Voting day blues for all actors

05 Dec 2018 17:26:07

 

All alike suffer from voting day blues, particularly on the voting and counting days. As one succinctly highlighted that it is the “price of liberty” one faces in democracy.

The ’twists and turns’ during the final 48-hours before the voting day are most crucial.

For actors – political parties, leaders and candidates - it goes without saying that the stakes are very high for their futures and prosperity in the profession of politics.

Furthermore, at stake are the reputations of many media houses, poll survey pundits and psephologists, mostly partisan, and intellectuals claiming to possess very high order capabilities to determine electoral outcomes.

For examples, Prannoy Roy (NDTV), Rajdeep Sardesai (India Today) and a horde of other media professionals are going around the countryside to determine the “pulse or moods” of the voter to forecast possible outcomes.

Be that as it may, the highlights of pre-voting day campaigning was incendiary what with loud and reckless innuendoes hurled against each other, stooping to the mean and the lowest in political discourse of what is drubbed as the semi-final before the final, that is, 2019 Lok Sabha elections.

Political rhetoric was full of vengeance. Political heavyweights of all political parties have flung vitriol, spread fear, made false claims and invoked slanderous rhetoric, in the full knowledge that their divisive style could ultimately cost democracy and the nation very dearly in posterity.

Slanderous and brazen targeting against each other, some more direct and others indirect, descending into almost like “fish market noise or street brawl, is detrimental forging conciliation so vital for forging consensus in democracy. Already, political parties are complaining EVM tampering to justify loss of face.

Consequently, voter has been denied to gain clarity and insight into what they may have to face in times to come. On usual lines, the roll-back follows familiar lines – polarization on narrow sectarian lines of vested interest groups.

A key departure from the past is the role of money and muscle power in determining outcomes. Rural voters’ awareness is quite significant.

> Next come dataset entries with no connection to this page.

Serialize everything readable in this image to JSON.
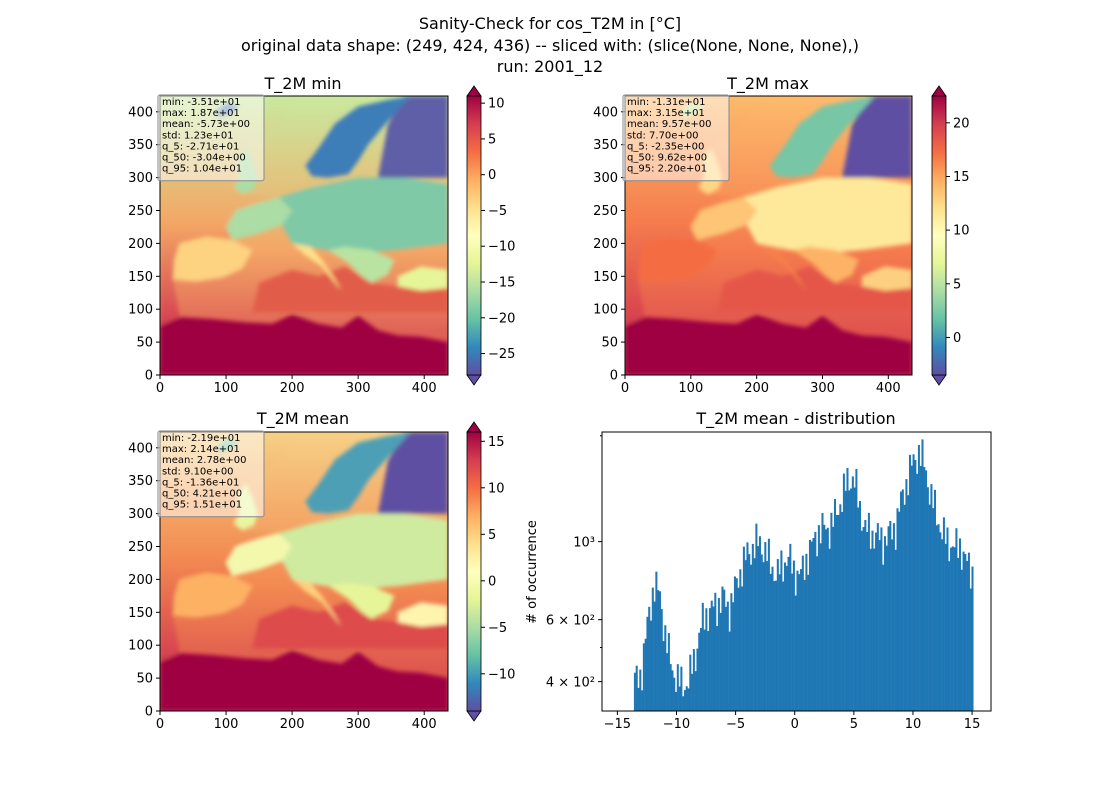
{
  "figure": {
    "suptitle": [
      "Sanity-Check for cos_T2M in [°C]",
      "original data shape: (249, 424, 436) -- sliced with: (slice(None, None, None),)",
      "run: 2001_12"
    ]
  },
  "chart_data": [
    {
      "type": "heatmap",
      "title": "T_2M min",
      "xlim": [
        0,
        436
      ],
      "ylim": [
        0,
        424
      ],
      "xticks": [
        "0",
        "100",
        "200",
        "300",
        "400"
      ],
      "yticks": [
        "0",
        "50",
        "100",
        "150",
        "200",
        "250",
        "300",
        "350",
        "400"
      ],
      "colormap": "Spectral_r",
      "colorbar": {
        "range": [
          -28,
          11
        ],
        "ticks": [
          "10",
          "5",
          "0",
          "−5",
          "−10",
          "−15",
          "−20",
          "−25"
        ]
      },
      "stats": [
        "min: -3.51e+01",
        "max: 1.87e+01",
        "mean: -5.73e+00",
        "std: 1.23e+01",
        "q_5: -2.71e+01",
        "q_50: -3.04e+00",
        "q_95: 1.04e+01"
      ]
    },
    {
      "type": "heatmap",
      "title": "T_2M max",
      "xlim": [
        0,
        436
      ],
      "ylim": [
        0,
        424
      ],
      "xticks": [
        "0",
        "100",
        "200",
        "300",
        "400"
      ],
      "yticks": [
        "0",
        "50",
        "100",
        "150",
        "200",
        "250",
        "300",
        "350",
        "400"
      ],
      "colormap": "Spectral_r",
      "colorbar": {
        "range": [
          -3.5,
          22.5
        ],
        "ticks": [
          "20",
          "15",
          "10",
          "5",
          "0"
        ]
      },
      "stats": [
        "min: -1.31e+01",
        "max: 3.15e+01",
        "mean: 9.57e+00",
        "std: 7.70e+00",
        "q_5: -2.35e+00",
        "q_50: 9.62e+00",
        "q_95: 2.20e+01"
      ]
    },
    {
      "type": "heatmap",
      "title": "T_2M mean",
      "xlim": [
        0,
        436
      ],
      "ylim": [
        0,
        424
      ],
      "xticks": [
        "0",
        "100",
        "200",
        "300",
        "400"
      ],
      "yticks": [
        "0",
        "50",
        "100",
        "150",
        "200",
        "250",
        "300",
        "350",
        "400"
      ],
      "colormap": "Spectral_r",
      "colorbar": {
        "range": [
          -14,
          16
        ],
        "ticks": [
          "15",
          "10",
          "5",
          "0",
          "−5",
          "−10"
        ]
      },
      "stats": [
        "min: -2.19e+01",
        "max: 2.14e+01",
        "mean: 2.78e+00",
        "std: 9.10e+00",
        "q_5: -1.36e+01",
        "q_50: 4.21e+00",
        "q_95: 1.51e+01"
      ]
    },
    {
      "type": "bar",
      "title": "T_2M mean - distribution",
      "ylabel": "# of occurrence",
      "xlabel": "",
      "yscale": "log",
      "xlim": [
        -16.3,
        16.6
      ],
      "ylim": [
        330,
        2050
      ],
      "xticks": [
        "−15",
        "−10",
        "−5",
        "0",
        "5",
        "10",
        "15"
      ],
      "yticks": [
        "4 × 10²",
        "6 × 10²",
        "10³"
      ],
      "color": "#1f77b4",
      "bin_range": [
        -13.6,
        15.1
      ],
      "bin_count": 190,
      "counts_anchor_x": [
        -13.6,
        -13.0,
        -12.4,
        -11.9,
        -11.4,
        -10.9,
        -10.4,
        -10.0,
        -9.5,
        -9.0,
        -8.4,
        -8.0,
        -7.6,
        -7.1,
        -6.6,
        -6.1,
        -5.6,
        -5.1,
        -4.5,
        -4.0,
        -3.5,
        -3.0,
        -2.5,
        -2.0,
        -1.5,
        -1.0,
        -0.5,
        0.0,
        0.5,
        1.0,
        1.5,
        2.0,
        2.5,
        3.0,
        3.5,
        4.0,
        4.5,
        5.0,
        5.5,
        6.0,
        6.5,
        7.0,
        7.5,
        8.0,
        8.5,
        9.0,
        9.5,
        10.0,
        10.5,
        11.0,
        11.5,
        12.0,
        12.5,
        13.0,
        13.5,
        14.0,
        14.5,
        15.1
      ],
      "counts_anchor_y": [
        400,
        420,
        600,
        760,
        700,
        530,
        440,
        410,
        390,
        400,
        480,
        560,
        620,
        640,
        660,
        700,
        640,
        720,
        850,
        920,
        970,
        1000,
        940,
        860,
        800,
        870,
        900,
        820,
        800,
        900,
        980,
        1070,
        1090,
        1100,
        1200,
        1340,
        1500,
        1520,
        1250,
        1080,
        1060,
        1040,
        1000,
        1050,
        1100,
        1300,
        1500,
        1680,
        1800,
        1650,
        1350,
        1200,
        1050,
        1000,
        960,
        980,
        870,
        820
      ]
    }
  ]
}
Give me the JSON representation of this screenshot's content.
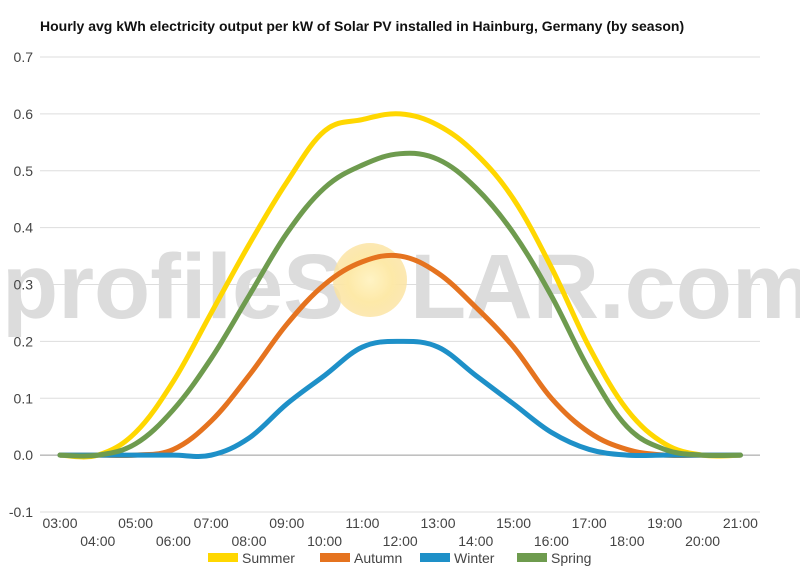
{
  "chart_data": {
    "type": "line",
    "title": "Hourly avg kWh electricity output per kW of Solar PV installed in Hainburg, Germany (by season)",
    "xlabel": "",
    "ylabel": "",
    "ylim": [
      -0.1,
      0.7
    ],
    "yticks": [
      "-0.1",
      "0.0",
      "0.1",
      "0.2",
      "0.3",
      "0.4",
      "0.5",
      "0.6",
      "0.7"
    ],
    "ytick_values": [
      -0.1,
      0.0,
      0.1,
      0.2,
      0.3,
      0.4,
      0.5,
      0.6,
      0.7
    ],
    "categories": [
      "03:00",
      "04:00",
      "05:00",
      "06:00",
      "07:00",
      "08:00",
      "09:00",
      "10:00",
      "11:00",
      "12:00",
      "13:00",
      "14:00",
      "15:00",
      "16:00",
      "17:00",
      "18:00",
      "19:00",
      "20:00",
      "21:00"
    ],
    "grid": true,
    "legend_position": "bottom",
    "series": [
      {
        "name": "Summer",
        "color": "#FFD700",
        "values": [
          0.0,
          0.0,
          0.04,
          0.13,
          0.25,
          0.37,
          0.48,
          0.57,
          0.59,
          0.6,
          0.58,
          0.53,
          0.45,
          0.33,
          0.19,
          0.08,
          0.02,
          0.0,
          0.0
        ]
      },
      {
        "name": "Autumn",
        "color": "#E5731F",
        "values": [
          0.0,
          0.0,
          0.0,
          0.01,
          0.06,
          0.14,
          0.23,
          0.3,
          0.34,
          0.35,
          0.32,
          0.26,
          0.19,
          0.1,
          0.04,
          0.01,
          0.0,
          0.0,
          0.0
        ]
      },
      {
        "name": "Winter",
        "color": "#1E90C8",
        "values": [
          0.0,
          0.0,
          0.0,
          0.0,
          0.0,
          0.03,
          0.09,
          0.14,
          0.19,
          0.2,
          0.19,
          0.14,
          0.09,
          0.04,
          0.01,
          0.0,
          0.0,
          0.0,
          0.0
        ]
      },
      {
        "name": "Spring",
        "color": "#6E9B4E",
        "values": [
          0.0,
          0.0,
          0.02,
          0.08,
          0.17,
          0.28,
          0.39,
          0.47,
          0.51,
          0.53,
          0.52,
          0.47,
          0.39,
          0.28,
          0.15,
          0.05,
          0.01,
          0.0,
          0.0
        ]
      }
    ]
  },
  "watermark": {
    "left": "profileS",
    "right": "LAR.com"
  }
}
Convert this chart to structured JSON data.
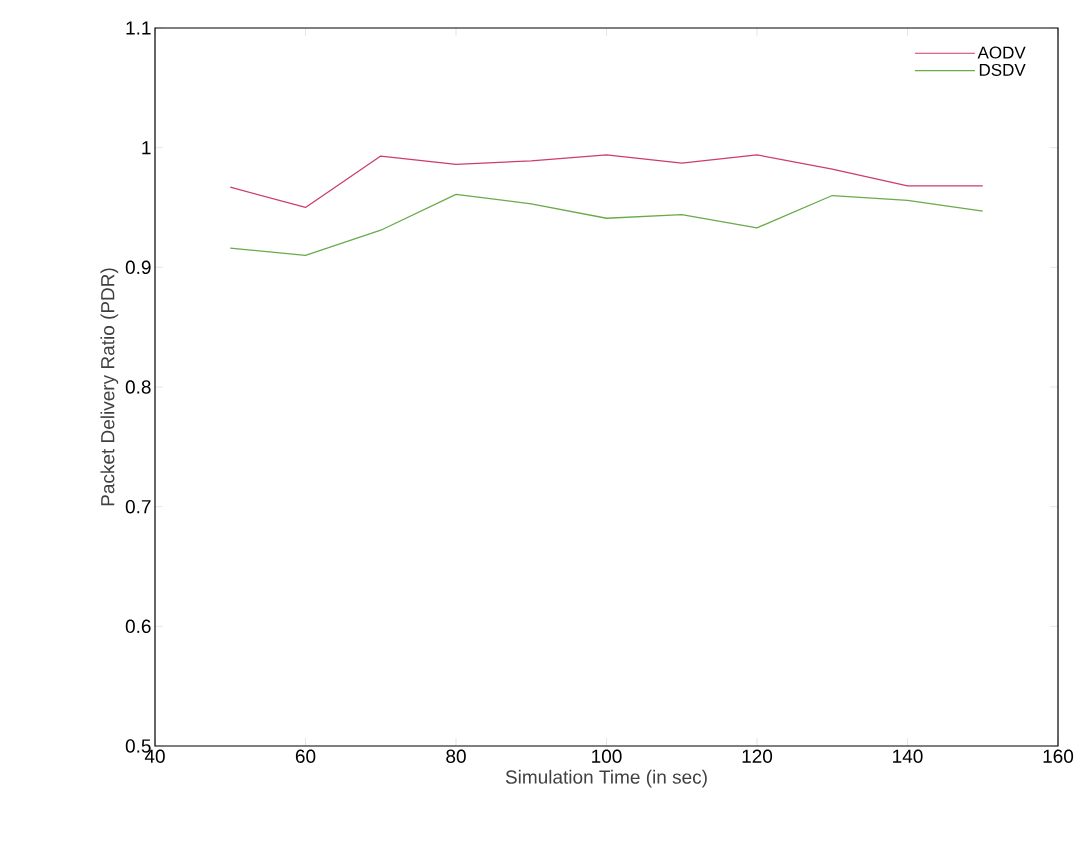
{
  "chart_data": {
    "type": "line",
    "xlabel": "Simulation Time (in sec)",
    "ylabel": "Packet Delivery Ratio (PDR)",
    "x": [
      50,
      60,
      70,
      80,
      90,
      100,
      110,
      120,
      130,
      140,
      150
    ],
    "series": [
      {
        "name": "AODV",
        "color": "#cc3d6b",
        "values": [
          0.967,
          0.95,
          0.993,
          0.986,
          0.989,
          0.994,
          0.987,
          0.994,
          0.982,
          0.968,
          0.968
        ]
      },
      {
        "name": "DSDV",
        "color": "#6aaa4a",
        "values": [
          0.916,
          0.91,
          0.931,
          0.961,
          0.953,
          0.941,
          0.944,
          0.933,
          0.96,
          0.956,
          0.947
        ]
      }
    ],
    "xlim": [
      40,
      160
    ],
    "ylim": [
      0.5,
      1.1
    ],
    "xticks": [
      40,
      60,
      80,
      100,
      120,
      140,
      160
    ],
    "yticks": [
      0.5,
      0.6,
      0.7,
      0.8,
      0.9,
      1,
      1.1
    ],
    "legend": "top right",
    "marker": "none",
    "line_style": "solid",
    "grid": false
  }
}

They accept money from all those who give them and exercise their franchise as per their desire. What they openly highlight is that candidates are only giving money from what they have earned by dubious means with a view to enhance their earnings after the polls. So, there is nothing wrong in taking from all candidates.

Also, the voter is familiar and sensitive to the media exposure due to digitalization, social media networks, and other aspects of the cyber-world.

In reality, hardly there has been balanced political discourse on economy. More emphasis was on unachievable populistic ‘sops’ and rhetoric beyond the enduring economic sustainability.

The only solace is that Indian domestic politics is no different from the domestic politics of the oldest democracy – the USA. For example, Obama had lamented in the past “much of our politics, our public life, our public discourse, can seem small and mean and petty, trafficking in bombast and insult, in phony controversies and manufactured outrage. It’s a politics that pretends to be brave, but in fact is born of fear.

In sum, majority suffer from deep scepticism about the efficacy of democracy. And, the political parties and their leaders are squarely responsible for the decay of real democracy in India if it continues to roll-on like the present murky practices in play.